Parallel Environment (PE) resources and time limits

Table 2. The *-pe* parallel environment.
parallel-environment	Purpose	Allocation Rule	values of N	Maximum runtime
omp (or smp)	Multiple processors on a single node	All N requested processors on a single node (node may be shared with other jobs)	1, 2, 3, …, 28; 36	720 hrs
mpi_64_tasks_per_node	MPI	Whole 64-processor node(s)	128,…, 1024	120 hrs
mpi_28_tasks_per_node	MPI	Whole 28-processor node(s)	28,56,84, …, 448	120 hrs (if N>=56), 720 hrs (if N=28)
mpi_16_tasks_per_node	MPI	Whole 16-processor node(s)	16,32,48, …, 256	120 hrs (if N>=32), 720 hrs (if N=16)

- The omp PE is primarily intended for any jobs using multiple processors on a single node. The value of N can be set to any number between 1 and 28 and can also be set to 36. Use N=36 is to request a very large-memory (1024 GB) node. To make best use of available resources on the SCC, the optimal choices are N=1, 4, 8, 16, 28, or 36.
- The mpi_64_tasks_per_node PE can be used for N as a multiple of 64. This leads to allocations of whole 64-processor nodes. For jobs sensitive to memory availability, this PE will guaranteed the maximum memory promised for each assigned node. In addition, because intra-node communication is usually more efficient than inter-node communication, this PE might provide better overall performance. The maximum N is 1024 (that is 16 nodes). The maximum runtime is 120 hours for multiple nodes. Note there is a minimum of 2 nodes (N=128) for this PE.
- The mpi_28_tasks_per_node PE can be used for N as a multiple of 28. This leads to allocations of whole 28-processor nodes. For jobs sensitive to memory availability, this PE will guaranteed the maximum memory promised for each assigned node. In addition, because intra-node communication is usually more efficient than inter-node communication, this PE might provide better overall performance. The maximum N is 448 (that is 16 nodes). The maximum runtime is 120 hours for multiple nodes (N>=56), while it is 720 hours for a single node (N=28).
- The mpi_16_tasks_per_node PE can be used for N as a multiple of 16. This leads to allocations of whole 16-processor nodes. For jobs sensitive to memory availability, this PE will guaranteed the maximum memory promised for each assigned node. In addition, because intra-node communication is usually more efficient than inter-node communication, this PE might provide better overall performance. The maximum N is 256 (that is 16 nodes). The maximum runtime is 120 hours for multiple nodes (N>=32), while it is 720 hours for a single node (N=16).

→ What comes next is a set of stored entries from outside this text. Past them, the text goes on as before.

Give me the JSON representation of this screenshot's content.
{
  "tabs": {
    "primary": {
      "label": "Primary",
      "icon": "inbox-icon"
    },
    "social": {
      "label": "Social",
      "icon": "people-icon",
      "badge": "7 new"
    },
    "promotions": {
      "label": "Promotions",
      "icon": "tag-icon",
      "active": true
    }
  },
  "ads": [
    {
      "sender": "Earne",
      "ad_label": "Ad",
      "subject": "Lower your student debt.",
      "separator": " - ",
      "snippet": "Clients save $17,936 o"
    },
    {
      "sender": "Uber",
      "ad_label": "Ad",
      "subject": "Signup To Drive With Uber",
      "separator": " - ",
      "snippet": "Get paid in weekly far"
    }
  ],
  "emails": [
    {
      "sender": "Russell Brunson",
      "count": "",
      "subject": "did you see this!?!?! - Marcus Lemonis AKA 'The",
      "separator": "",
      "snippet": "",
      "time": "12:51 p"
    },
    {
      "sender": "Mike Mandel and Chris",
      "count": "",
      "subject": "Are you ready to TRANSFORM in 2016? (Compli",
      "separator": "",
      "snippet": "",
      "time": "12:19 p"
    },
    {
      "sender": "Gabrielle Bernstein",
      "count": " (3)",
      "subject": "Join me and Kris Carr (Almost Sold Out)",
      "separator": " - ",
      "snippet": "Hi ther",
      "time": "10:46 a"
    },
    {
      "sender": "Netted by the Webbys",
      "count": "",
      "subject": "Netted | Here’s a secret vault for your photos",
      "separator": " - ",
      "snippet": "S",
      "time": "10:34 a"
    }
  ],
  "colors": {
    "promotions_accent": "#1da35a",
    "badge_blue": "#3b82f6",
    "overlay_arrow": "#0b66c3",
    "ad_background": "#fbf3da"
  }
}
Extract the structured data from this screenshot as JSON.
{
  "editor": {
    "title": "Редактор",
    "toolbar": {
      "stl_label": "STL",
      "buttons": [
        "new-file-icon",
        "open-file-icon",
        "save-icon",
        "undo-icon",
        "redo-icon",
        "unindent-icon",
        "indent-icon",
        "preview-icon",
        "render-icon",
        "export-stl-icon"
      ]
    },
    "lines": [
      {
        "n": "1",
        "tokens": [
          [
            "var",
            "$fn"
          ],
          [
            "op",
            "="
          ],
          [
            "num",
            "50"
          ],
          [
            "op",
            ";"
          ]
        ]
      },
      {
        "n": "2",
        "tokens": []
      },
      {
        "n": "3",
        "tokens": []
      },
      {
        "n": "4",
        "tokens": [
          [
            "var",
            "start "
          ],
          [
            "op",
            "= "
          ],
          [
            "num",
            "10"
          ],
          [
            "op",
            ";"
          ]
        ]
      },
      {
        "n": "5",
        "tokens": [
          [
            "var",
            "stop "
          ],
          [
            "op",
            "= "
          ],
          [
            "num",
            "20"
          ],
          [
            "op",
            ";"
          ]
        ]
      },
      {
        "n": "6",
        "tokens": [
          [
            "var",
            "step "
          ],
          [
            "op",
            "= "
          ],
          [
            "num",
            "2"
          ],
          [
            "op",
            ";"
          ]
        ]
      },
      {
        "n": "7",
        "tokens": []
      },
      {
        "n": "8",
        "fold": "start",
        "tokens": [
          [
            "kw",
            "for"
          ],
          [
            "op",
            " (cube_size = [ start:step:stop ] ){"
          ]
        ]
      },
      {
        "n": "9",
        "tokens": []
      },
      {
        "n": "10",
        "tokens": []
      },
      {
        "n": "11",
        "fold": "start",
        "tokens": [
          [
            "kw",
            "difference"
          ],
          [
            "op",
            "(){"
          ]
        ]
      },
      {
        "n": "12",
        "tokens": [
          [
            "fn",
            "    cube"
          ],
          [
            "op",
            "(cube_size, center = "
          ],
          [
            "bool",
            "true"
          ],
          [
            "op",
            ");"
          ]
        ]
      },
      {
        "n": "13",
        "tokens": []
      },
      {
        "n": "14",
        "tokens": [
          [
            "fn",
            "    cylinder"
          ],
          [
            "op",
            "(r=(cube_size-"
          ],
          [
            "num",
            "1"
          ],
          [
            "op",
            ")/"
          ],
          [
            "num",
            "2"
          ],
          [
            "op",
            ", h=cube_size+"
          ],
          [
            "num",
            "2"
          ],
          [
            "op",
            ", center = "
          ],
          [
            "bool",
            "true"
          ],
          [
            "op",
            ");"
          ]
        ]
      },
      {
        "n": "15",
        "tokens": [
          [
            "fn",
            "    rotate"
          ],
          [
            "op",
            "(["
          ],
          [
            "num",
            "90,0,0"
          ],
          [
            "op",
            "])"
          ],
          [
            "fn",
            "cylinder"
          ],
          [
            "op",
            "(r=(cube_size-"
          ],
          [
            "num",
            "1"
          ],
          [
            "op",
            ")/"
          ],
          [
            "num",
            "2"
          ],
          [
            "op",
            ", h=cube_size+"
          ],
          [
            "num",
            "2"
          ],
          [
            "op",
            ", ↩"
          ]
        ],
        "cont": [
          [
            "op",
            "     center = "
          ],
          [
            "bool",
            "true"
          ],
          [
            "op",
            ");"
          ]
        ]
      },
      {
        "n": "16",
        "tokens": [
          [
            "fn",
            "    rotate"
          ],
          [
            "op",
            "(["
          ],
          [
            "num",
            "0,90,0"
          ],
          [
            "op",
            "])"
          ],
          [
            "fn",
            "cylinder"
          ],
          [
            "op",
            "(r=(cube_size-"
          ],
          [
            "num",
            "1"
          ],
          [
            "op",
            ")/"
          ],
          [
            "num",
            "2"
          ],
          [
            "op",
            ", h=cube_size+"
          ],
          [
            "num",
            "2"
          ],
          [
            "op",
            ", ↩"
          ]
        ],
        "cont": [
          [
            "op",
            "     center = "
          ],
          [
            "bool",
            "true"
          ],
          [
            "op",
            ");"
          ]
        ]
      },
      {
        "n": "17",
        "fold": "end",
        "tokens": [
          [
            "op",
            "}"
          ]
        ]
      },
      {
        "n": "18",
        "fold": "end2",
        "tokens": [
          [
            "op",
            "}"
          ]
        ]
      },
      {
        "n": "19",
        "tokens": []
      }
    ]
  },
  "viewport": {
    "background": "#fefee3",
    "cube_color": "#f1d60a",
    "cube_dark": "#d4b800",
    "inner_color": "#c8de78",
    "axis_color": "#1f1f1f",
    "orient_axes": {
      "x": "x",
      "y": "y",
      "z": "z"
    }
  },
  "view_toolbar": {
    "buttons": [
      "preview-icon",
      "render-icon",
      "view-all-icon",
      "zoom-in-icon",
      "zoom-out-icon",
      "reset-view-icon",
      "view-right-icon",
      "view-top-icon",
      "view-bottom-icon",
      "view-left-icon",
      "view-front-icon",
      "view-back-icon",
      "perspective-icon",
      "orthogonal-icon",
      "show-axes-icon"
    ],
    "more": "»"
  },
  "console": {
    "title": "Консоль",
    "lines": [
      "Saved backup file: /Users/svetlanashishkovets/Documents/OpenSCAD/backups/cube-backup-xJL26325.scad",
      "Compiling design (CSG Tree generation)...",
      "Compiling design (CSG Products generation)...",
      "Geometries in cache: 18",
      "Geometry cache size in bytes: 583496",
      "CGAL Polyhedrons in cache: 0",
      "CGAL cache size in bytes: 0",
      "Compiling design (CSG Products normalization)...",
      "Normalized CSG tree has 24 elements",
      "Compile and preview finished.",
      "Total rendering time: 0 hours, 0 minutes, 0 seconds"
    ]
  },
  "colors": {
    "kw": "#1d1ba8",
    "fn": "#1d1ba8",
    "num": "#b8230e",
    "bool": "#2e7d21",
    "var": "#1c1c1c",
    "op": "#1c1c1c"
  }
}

If your application can run on multiple nodes but doesn’t use MPI you will need a specialized PE. Send mail to help@scc.bu.edu and we’ll create an appropriate PE for you.

Running GPU jobs

Access to GPU enabled nodes is via the batch system (qsub/qsh/qrsh/qlogin). The GPU enabled nodes support all of the standard batch options in addition to the GPU specific options.